In [1]:
from ecnet.datasets import load_cn, load_ysi

smiles_cn, cn = load_cn()
smiles_ysi, ysi = load_ysi()

data_cn = []
data_ysi = []
smiles = []

for idx_cn, smi_cn in enumerate(smiles_cn):
    for idx, smi in enumerate(smiles_ysi):
        if smi_cn == smi:
            data_cn.append(cn[idx_cn])
            data_ysi.append(ysi[idx])
            smiles.append(smi_cn)
            break

print(len(data_cn), len(data_ysi), len(smiles))

132 132 132


In [2]:
from sklearn.preprocessing import StandardScaler

scaler_cn = StandardScaler()
scaler_ysi = StandardScaler()
scaler_cn.fit(data_cn)
scaler_ysi.fit(data_ysi)
data_cn = scaler_cn.transform(data_cn)
data_ysi = scaler_ysi.transform(data_ysi)

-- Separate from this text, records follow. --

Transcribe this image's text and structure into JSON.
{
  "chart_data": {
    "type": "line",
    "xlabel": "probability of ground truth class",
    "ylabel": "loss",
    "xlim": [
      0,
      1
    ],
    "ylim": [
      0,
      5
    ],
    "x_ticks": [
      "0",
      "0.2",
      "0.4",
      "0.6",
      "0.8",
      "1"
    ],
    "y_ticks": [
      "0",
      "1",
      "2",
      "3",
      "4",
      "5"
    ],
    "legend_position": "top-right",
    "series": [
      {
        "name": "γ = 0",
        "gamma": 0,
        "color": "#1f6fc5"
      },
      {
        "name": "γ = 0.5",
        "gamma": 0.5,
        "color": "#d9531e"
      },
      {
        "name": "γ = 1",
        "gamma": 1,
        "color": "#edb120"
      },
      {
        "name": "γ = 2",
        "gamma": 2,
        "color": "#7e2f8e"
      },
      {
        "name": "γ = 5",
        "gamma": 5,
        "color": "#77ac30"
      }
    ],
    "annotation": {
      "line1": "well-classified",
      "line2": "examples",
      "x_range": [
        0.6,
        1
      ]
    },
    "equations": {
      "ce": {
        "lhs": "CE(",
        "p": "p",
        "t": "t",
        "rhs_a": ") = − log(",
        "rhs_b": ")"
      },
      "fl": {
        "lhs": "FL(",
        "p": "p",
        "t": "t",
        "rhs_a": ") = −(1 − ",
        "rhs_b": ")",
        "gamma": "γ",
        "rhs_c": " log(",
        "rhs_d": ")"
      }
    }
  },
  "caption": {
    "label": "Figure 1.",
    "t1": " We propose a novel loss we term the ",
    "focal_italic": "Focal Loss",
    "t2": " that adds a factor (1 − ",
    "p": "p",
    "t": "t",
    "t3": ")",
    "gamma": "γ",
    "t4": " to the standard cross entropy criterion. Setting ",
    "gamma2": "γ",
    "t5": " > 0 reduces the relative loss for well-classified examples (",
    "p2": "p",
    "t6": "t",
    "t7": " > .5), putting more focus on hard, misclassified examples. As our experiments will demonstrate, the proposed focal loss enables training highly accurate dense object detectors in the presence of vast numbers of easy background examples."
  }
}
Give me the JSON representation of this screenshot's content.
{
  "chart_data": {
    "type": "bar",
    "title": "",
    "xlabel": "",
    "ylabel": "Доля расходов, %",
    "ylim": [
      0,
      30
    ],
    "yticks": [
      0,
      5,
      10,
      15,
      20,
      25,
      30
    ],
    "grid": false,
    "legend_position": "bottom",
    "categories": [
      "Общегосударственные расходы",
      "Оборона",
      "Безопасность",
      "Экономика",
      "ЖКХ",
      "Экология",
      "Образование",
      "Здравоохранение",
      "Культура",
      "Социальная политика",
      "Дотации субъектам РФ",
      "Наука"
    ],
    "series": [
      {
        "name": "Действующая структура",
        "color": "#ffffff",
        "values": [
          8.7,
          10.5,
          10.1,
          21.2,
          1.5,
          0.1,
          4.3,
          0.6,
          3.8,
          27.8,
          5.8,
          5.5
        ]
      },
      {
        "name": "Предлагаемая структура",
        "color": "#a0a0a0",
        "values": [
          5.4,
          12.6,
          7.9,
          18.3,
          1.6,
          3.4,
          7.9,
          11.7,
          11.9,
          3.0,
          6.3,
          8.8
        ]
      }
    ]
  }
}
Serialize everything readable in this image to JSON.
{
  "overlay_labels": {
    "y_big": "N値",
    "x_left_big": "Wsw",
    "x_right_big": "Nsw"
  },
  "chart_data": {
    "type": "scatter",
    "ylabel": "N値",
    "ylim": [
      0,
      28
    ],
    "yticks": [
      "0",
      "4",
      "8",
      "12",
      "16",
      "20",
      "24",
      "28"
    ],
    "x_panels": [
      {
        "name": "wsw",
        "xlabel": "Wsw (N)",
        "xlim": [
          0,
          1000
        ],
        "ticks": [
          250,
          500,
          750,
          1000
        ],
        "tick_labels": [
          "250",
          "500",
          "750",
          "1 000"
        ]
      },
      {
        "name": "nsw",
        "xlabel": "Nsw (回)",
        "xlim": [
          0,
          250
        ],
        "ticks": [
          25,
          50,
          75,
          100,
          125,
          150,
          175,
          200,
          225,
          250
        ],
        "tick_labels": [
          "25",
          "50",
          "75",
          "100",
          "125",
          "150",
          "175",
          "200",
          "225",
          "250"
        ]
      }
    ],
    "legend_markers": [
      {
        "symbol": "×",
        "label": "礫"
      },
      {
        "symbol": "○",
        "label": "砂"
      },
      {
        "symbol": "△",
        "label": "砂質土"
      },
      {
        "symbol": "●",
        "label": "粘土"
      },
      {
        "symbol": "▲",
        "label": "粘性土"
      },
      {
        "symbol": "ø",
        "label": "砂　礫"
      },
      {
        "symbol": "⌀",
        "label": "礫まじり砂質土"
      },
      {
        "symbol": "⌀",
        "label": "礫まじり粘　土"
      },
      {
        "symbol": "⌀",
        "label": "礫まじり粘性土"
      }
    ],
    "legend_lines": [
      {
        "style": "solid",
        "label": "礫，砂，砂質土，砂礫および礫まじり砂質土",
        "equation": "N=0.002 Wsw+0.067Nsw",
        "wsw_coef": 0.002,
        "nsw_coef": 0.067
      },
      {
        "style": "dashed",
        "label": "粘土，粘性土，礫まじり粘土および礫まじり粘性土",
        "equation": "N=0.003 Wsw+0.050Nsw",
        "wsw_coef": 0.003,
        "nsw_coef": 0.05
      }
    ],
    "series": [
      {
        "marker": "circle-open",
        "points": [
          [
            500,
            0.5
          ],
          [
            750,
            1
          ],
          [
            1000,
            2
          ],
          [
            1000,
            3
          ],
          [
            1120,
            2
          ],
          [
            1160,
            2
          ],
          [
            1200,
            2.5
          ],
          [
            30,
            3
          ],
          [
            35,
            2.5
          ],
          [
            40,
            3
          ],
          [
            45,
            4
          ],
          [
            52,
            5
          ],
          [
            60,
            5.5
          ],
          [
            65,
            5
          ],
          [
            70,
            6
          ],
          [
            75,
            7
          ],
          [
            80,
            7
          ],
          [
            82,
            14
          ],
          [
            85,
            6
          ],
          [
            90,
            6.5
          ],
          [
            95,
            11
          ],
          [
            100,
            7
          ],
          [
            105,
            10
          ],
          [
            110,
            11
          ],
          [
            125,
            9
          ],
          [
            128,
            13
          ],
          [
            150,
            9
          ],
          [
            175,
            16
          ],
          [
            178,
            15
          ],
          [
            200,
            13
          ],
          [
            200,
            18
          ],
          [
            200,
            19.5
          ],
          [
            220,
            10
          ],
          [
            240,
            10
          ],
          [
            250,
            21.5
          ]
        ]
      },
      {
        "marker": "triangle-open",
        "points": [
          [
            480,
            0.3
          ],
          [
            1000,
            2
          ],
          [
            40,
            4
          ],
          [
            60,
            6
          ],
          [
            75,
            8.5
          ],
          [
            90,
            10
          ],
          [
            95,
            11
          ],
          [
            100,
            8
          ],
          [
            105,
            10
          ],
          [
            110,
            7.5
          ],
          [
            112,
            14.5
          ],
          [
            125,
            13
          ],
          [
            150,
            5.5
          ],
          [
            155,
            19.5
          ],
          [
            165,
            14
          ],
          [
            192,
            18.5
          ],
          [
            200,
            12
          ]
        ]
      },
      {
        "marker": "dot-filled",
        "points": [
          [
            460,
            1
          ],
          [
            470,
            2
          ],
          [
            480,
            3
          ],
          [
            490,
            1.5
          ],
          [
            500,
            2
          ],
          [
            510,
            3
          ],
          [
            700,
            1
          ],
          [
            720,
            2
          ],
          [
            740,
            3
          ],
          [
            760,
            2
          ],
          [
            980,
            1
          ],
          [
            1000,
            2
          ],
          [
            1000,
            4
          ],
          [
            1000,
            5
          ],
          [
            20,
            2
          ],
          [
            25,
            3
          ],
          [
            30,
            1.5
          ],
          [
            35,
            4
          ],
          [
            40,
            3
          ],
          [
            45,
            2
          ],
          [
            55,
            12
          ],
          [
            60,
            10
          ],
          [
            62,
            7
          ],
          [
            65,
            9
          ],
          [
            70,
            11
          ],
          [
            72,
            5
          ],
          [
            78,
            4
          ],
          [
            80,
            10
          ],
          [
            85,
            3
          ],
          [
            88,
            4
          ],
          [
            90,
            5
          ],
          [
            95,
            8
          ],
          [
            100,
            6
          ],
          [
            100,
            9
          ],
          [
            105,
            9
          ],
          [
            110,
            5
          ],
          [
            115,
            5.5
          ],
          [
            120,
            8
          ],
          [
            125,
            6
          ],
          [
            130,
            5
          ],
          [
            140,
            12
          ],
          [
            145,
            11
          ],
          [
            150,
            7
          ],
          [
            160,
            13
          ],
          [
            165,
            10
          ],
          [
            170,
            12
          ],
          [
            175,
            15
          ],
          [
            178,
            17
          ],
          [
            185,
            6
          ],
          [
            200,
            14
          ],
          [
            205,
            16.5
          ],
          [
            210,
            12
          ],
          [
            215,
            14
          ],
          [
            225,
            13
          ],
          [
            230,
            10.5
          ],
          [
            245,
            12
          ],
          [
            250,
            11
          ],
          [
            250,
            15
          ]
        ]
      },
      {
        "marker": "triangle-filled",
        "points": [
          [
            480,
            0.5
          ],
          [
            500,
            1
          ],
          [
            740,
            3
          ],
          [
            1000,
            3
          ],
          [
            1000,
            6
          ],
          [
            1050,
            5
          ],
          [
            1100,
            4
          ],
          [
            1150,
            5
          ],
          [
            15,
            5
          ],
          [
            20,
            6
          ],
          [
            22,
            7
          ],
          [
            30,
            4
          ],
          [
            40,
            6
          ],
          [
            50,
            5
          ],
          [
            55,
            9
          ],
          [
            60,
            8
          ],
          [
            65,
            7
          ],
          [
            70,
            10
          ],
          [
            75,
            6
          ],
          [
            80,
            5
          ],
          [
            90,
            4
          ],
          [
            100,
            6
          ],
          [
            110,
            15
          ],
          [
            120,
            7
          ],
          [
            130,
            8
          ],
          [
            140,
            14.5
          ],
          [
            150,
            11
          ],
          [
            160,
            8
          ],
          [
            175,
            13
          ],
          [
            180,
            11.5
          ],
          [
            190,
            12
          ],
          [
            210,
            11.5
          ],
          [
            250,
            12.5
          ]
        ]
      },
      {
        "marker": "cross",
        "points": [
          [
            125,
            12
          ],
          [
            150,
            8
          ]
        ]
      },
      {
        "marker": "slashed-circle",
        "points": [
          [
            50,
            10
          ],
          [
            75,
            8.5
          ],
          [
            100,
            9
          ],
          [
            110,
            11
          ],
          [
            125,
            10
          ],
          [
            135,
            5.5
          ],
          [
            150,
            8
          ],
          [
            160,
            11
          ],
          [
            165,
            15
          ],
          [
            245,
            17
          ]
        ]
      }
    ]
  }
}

print(min(data_cn), max(data_cn))
print(min(data_ysi), max(data_ysi))

[-1.38752046] [3.31798372]
[-0.74680261] [3.87871805]


In [3]:
from ecnet.datasets import QSPRDataset

ds_cn = QSPRDataset(smiles, data_cn, backend='alvadesc')
ds_ysi = QSPRDataset(smiles, data_ysi, backend='alvadesc')

In [4]:
###############
### JUST CN ###
###############

from sklearn.model_selection import train_test_split
from sklearn.metrics import median_absolute_error, r2_score
from sklearn.decomposition import PCA
from ecnet.datasets import QSPRDatasetFromValues
from ecnet import ECNet
import numpy as np
import torch

maes_train = []
maes_test = []
r2s_train = []
r2s_test = []

for i in range(10):

    print(f'Model {i + 1}')

    desc_train, desc_test, targets_train, targets_test = train_test_split(
        ds_cn.desc_vals.detach().numpy(), ds_cn.target_vals.detach().numpy(), test_size=0.25, random_state=i
    )
    ds_train = QSPRDatasetFromValues(desc_train, targets_train)
    ds_test = QSPRDatasetFromValues(desc_test, targets_test)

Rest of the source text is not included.